Melissa just stared at me, appalled. She probably thought she’d have more luck with Omar, so turning back to him, promised him that they would be playing some “games.” Omar reluctantly agreed to take her hand and be escorted into her office. I had an hour to kill, so I crossed Wrightsville Avenue to grab a latte and read the local magazine. I bought a strawberry and banana smoothie for Omar and presented it to him when he came running out of the therapist’s office.
“Good job, Buddy. I’m proud of you,” I said, pulling the paper off the straw and inserting it in his to-go cup. “Do you want to come back next week and play some more games with Miss Melissa?”
“No,” he answered and focussed on his drink.
I dragged him to therapy the following week and the following and so on, each week having more difficulty convincing him of how much fun he was going to have.

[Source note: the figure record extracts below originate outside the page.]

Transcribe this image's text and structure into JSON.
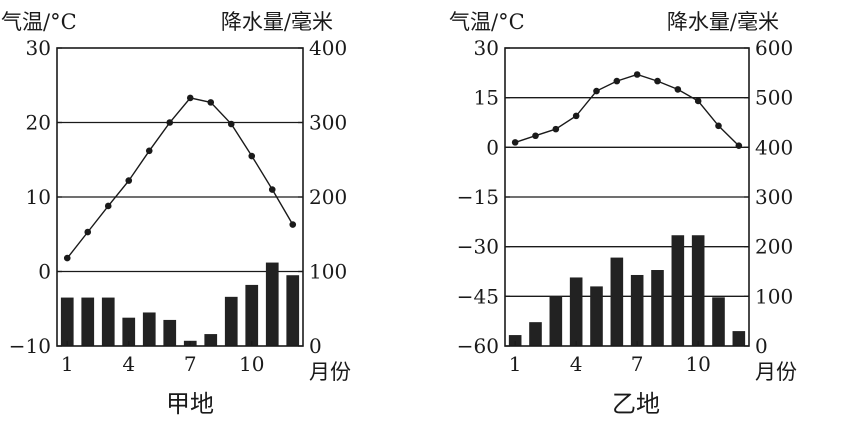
{
  "chart_data": [
    {
      "type": "bar",
      "title": "甲地",
      "ylabel_left": "气温/°C",
      "ylabel_right": "降水量/毫米",
      "xlabel": "月份",
      "x_ticks": [
        "1",
        "4",
        "7",
        "10"
      ],
      "y_left_ticks": [
        "30",
        "20",
        "10",
        "0",
        "−10"
      ],
      "y_right_ticks": [
        "400",
        "300",
        "200",
        "100",
        "0"
      ],
      "ylim_left": [
        -10,
        30
      ],
      "ylim_right": [
        0,
        400
      ],
      "grid": "horizontal",
      "categories": [
        "1",
        "2",
        "3",
        "4",
        "5",
        "6",
        "7",
        "8",
        "9",
        "10",
        "11",
        "12"
      ],
      "series": [
        {
          "type": "line",
          "axis": "left",
          "values": [
            1.8,
            5.3,
            8.8,
            12.2,
            16.2,
            20.0,
            23.3,
            22.7,
            19.8,
            15.5,
            11.0,
            6.3
          ]
        },
        {
          "type": "bar",
          "axis": "right",
          "values": [
            65,
            65,
            65,
            38,
            45,
            35,
            7,
            16,
            66,
            82,
            112,
            95
          ]
        }
      ]
    },
    {
      "type": "bar",
      "title": "乙地",
      "ylabel_left": "气温/°C",
      "ylabel_right": "降水量/毫米",
      "xlabel": "月份",
      "x_ticks": [
        "1",
        "4",
        "7",
        "10"
      ],
      "y_left_ticks": [
        "30",
        "15",
        "0",
        "−15",
        "−30",
        "−45",
        "−60"
      ],
      "y_right_ticks": [
        "600",
        "500",
        "400",
        "300",
        "200",
        "100",
        "0"
      ],
      "ylim_left": [
        -60,
        30
      ],
      "ylim_right": [
        0,
        600
      ],
      "grid": "horizontal",
      "categories": [
        "1",
        "2",
        "3",
        "4",
        "5",
        "6",
        "7",
        "8",
        "9",
        "10",
        "11",
        "12"
      ],
      "series": [
        {
          "type": "line",
          "axis": "left",
          "values": [
            1.5,
            3.5,
            5.5,
            9.5,
            17.0,
            20.0,
            22.0,
            20.0,
            17.5,
            14.0,
            6.5,
            0.5
          ]
        },
        {
          "type": "bar",
          "axis": "right",
          "values": [
            22,
            48,
            100,
            138,
            120,
            178,
            143,
            153,
            223,
            223,
            98,
            30
          ]
        }
      ]
    }
  ]
}
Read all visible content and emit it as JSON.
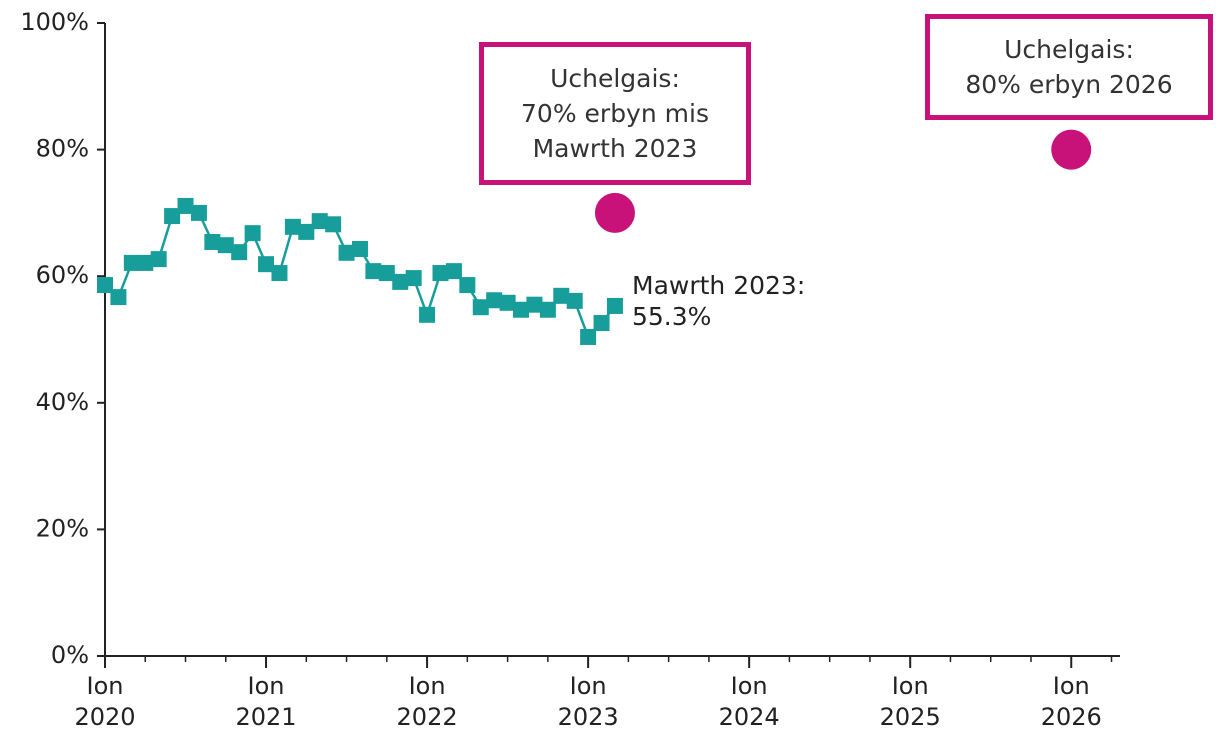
{
  "chart_data": {
    "type": "line",
    "x": [
      "2020-01",
      "2020-02",
      "2020-03",
      "2020-04",
      "2020-05",
      "2020-06",
      "2020-07",
      "2020-08",
      "2020-09",
      "2020-10",
      "2020-11",
      "2020-12",
      "2021-01",
      "2021-02",
      "2021-03",
      "2021-04",
      "2021-05",
      "2021-06",
      "2021-07",
      "2021-08",
      "2021-09",
      "2021-10",
      "2021-11",
      "2021-12",
      "2022-01",
      "2022-02",
      "2022-03",
      "2022-04",
      "2022-05",
      "2022-06",
      "2022-07",
      "2022-08",
      "2022-09",
      "2022-10",
      "2022-11",
      "2022-12",
      "2023-01",
      "2023-02",
      "2023-03"
    ],
    "series": [
      {
        "color": "#179e9a",
        "values": [
          58.6,
          56.7,
          62.1,
          62.1,
          62.7,
          69.5,
          71.1,
          70.0,
          65.4,
          64.9,
          63.8,
          66.8,
          61.9,
          60.5,
          67.8,
          67.0,
          68.7,
          68.2,
          63.7,
          64.3,
          60.8,
          60.5,
          59.1,
          59.7,
          53.9,
          60.5,
          60.8,
          58.6,
          55.1,
          56.2,
          55.8,
          54.7,
          55.5,
          54.7,
          56.9,
          56.1,
          50.4,
          52.6,
          55.3
        ]
      }
    ],
    "targets": {
      "color": "#c8127a",
      "x": [
        "2023-03",
        "2026-01"
      ],
      "values": [
        70,
        80
      ]
    },
    "annotations": [
      {
        "text": "Mawrth 2023:\n55.3%"
      },
      {
        "text": "Uchelgais:\n70% erbyn mis\nMawrth 2023"
      },
      {
        "text": "Uchelgais:\n80% erbyn 2026"
      }
    ],
    "xlim": [
      "2020-01",
      "2026-04"
    ],
    "xticks": [
      {
        "value": "2020-01",
        "label": "Ion\n2020"
      },
      {
        "value": "2021-01",
        "label": "Ion\n2021"
      },
      {
        "value": "2022-01",
        "label": "Ion\n2022"
      },
      {
        "value": "2023-01",
        "label": "Ion\n2023"
      },
      {
        "value": "2024-01",
        "label": "Ion\n2024"
      },
      {
        "value": "2025-01",
        "label": "Ion\n2025"
      },
      {
        "value": "2026-01",
        "label": "Ion\n2026"
      }
    ],
    "ylim": [
      0,
      100
    ],
    "yticks": [
      {
        "value": 0,
        "label": "0%"
      },
      {
        "value": 20,
        "label": "20%"
      },
      {
        "value": 40,
        "label": "40%"
      },
      {
        "value": 60,
        "label": "60%"
      },
      {
        "value": 80,
        "label": "80%"
      },
      {
        "value": 100,
        "label": "100%"
      }
    ],
    "grid": false
  }
}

I just flat-out started bribing him with a weekly smoothie if he would agree to go without a fuss. To top it all off, I couldn’t see any improvement in his speech at all. When I brought him in for his fourth or fifth appointment, he refused to go into Miss Melissa’s office altogether. He hung on to my leg and whined, saying he didn’t want to go. I could see Miss Melissa was not amused. She put on a wheedling voice that all therapists must learn in therapy school.
“Omar, don’t you want to go into Miss Melissa’s office and play some games?”
Omar answered in the negative.
“Don’t you want to play on the computer in Miss Melissa’s office, Omar? You like the computer, right?” she said.
Omar answered again in the negative and started trying to drag me out by the pant leg. Miss Melissa put her hands on her knees and said in a challenging way, “Omar, let me ask you a question,” Omar stopped squirming to look at her. “If you don’t want to play games with me, why did you come here today?”
Omar looked at her. “For da foovie.”
I can’t remember if I was successful at keeping myself from laughing out loud, but I do remember feeling a little thrill of victory on Omar’s behalf. Human Spirit vs. The Machine. I wish I had acted with more grace, that I had been less stressed out by the whole process of dealing with the insanity of the bureaucracy. I wish I had been better informed to begin with. I wish I had come to a place of acceptance sooner, but there’s no way to go back and change the past. The state never actually succeeded in freeing Omar for adoption before we decided we needed to move our family to Los Angeles. Nick and I finally just asked Omar’s parents to relinquish their rights, and they did. But that’s a story for another day.
I passed the building that had housed Miss Melissa’s office and continued down Wrightsville Avenue to pick Dominique up for lunch and shopping, smiling to myself. Wilmington brought both painful and beautiful moments back to me, those building blocks that made Nick, Chloe, Omar and me who we are. I guess, in the end, I wouldn’t change a thing.
Leslie,
Beautiful work! Where I think the most growth was in this piece was how this affected and affects you now. In my opinion, your previous writings were not as inclusive as to how it changed, shaped and educated YOU! When you share your feelings, it gives the reader immense space to grow and ponder .
Thank you, dear sistuh!
Great step forward!
I’m so impressed with the grace you handled these bureaucratic intrusions Leslie! I’m sure I would have gone ape and gotten the State down on my head. My son had many of the behaviors/speech patterns you describe at that age and outgrew them before Kindergarten as did many of the preschooler kids I taught through the years. Omar is SO DARLING and expressive in all the pictures and Miss Melissa needs a long timeout. 😉
XO,
Liz
Oh my goodness what a wonderful heartfelt story! Thank you for sharing. Omar is as lucky as he is adorable! So happy you were able to make it through that exhausting red tape! Omar is as blessed to have y’all as y’all are to have him!
My best friend is a foster parent and has adopted two children it’s such a exhausting process but definitely rewarding. God Bless!